Llevamos ya muchas semanas en las que no ha soplado nada de viento. Así que entre eso y que las temperaturas no terminan de bajar, sigo trotando al amanecer con camiseta de manga corta. Y no lo digo por parecer muy machote, ya que el conjunto lo complemento con unos guantes finos (siempre se me quedan las manos congeladas cuando corro). Afortunadamente la oscuridad y lo inhóspito de la hora me evitan encuentros con el resto de los mortales.

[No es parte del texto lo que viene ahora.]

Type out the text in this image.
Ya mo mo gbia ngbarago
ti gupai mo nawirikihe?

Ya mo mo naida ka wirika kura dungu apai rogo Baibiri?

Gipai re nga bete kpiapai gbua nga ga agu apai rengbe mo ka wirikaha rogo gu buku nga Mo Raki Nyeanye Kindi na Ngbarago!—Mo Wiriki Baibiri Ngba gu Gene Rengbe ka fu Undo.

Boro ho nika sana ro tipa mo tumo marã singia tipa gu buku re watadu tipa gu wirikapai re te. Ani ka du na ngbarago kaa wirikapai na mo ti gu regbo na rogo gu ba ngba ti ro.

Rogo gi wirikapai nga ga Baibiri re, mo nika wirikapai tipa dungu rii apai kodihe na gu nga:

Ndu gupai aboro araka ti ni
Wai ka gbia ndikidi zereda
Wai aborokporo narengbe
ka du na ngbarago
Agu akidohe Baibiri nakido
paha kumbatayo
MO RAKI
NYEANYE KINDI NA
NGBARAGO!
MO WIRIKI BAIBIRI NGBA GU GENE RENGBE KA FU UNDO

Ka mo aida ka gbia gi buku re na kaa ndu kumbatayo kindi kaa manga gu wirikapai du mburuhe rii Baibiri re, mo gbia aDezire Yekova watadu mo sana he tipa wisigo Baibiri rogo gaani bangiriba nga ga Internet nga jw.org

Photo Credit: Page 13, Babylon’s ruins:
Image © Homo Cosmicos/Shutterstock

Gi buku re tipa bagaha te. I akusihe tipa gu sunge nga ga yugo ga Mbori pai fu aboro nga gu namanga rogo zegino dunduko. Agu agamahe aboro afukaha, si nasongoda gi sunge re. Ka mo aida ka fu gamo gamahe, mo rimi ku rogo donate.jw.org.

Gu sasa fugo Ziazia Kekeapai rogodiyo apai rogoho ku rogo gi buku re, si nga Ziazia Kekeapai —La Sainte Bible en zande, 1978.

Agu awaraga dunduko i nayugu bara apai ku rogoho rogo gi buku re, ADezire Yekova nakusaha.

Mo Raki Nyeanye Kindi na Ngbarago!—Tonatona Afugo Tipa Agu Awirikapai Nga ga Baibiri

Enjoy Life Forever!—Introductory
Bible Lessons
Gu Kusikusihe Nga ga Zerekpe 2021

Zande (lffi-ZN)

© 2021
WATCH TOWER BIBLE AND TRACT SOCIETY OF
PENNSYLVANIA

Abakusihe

De hecho, reservo mis mejores galas para los fines de semana: pantalones y camisetas más o menos decentes para no pasar demasiada vergüenza. Y a diario me pongo esas prendas viejas que ya debería haber retirado, pero que sigo utilizando con alevosía y nocturnidad. Ningún juez tendría dudas para condenarme si me viera.
Eso sin entrar a considerar lo que me pongo en los pies. Un par de viejas zapatillas, rotas y desgastadas, a las que he prolongado la vida artificialmente con tornillos en las suelas. Un truco que empecé a usar para protegerme de resbalones en las placas de hielo, pero que he descubierto que mejoran el agarre en todo tipo de terrenos.
Una forma de vestir para correr práctica y frugal, con la que en cualquier caso nunca voy a ganar ninguna carrera, ni a salir en portadas de las revistas del ramo. Ellos se lo pierden (o quizás no).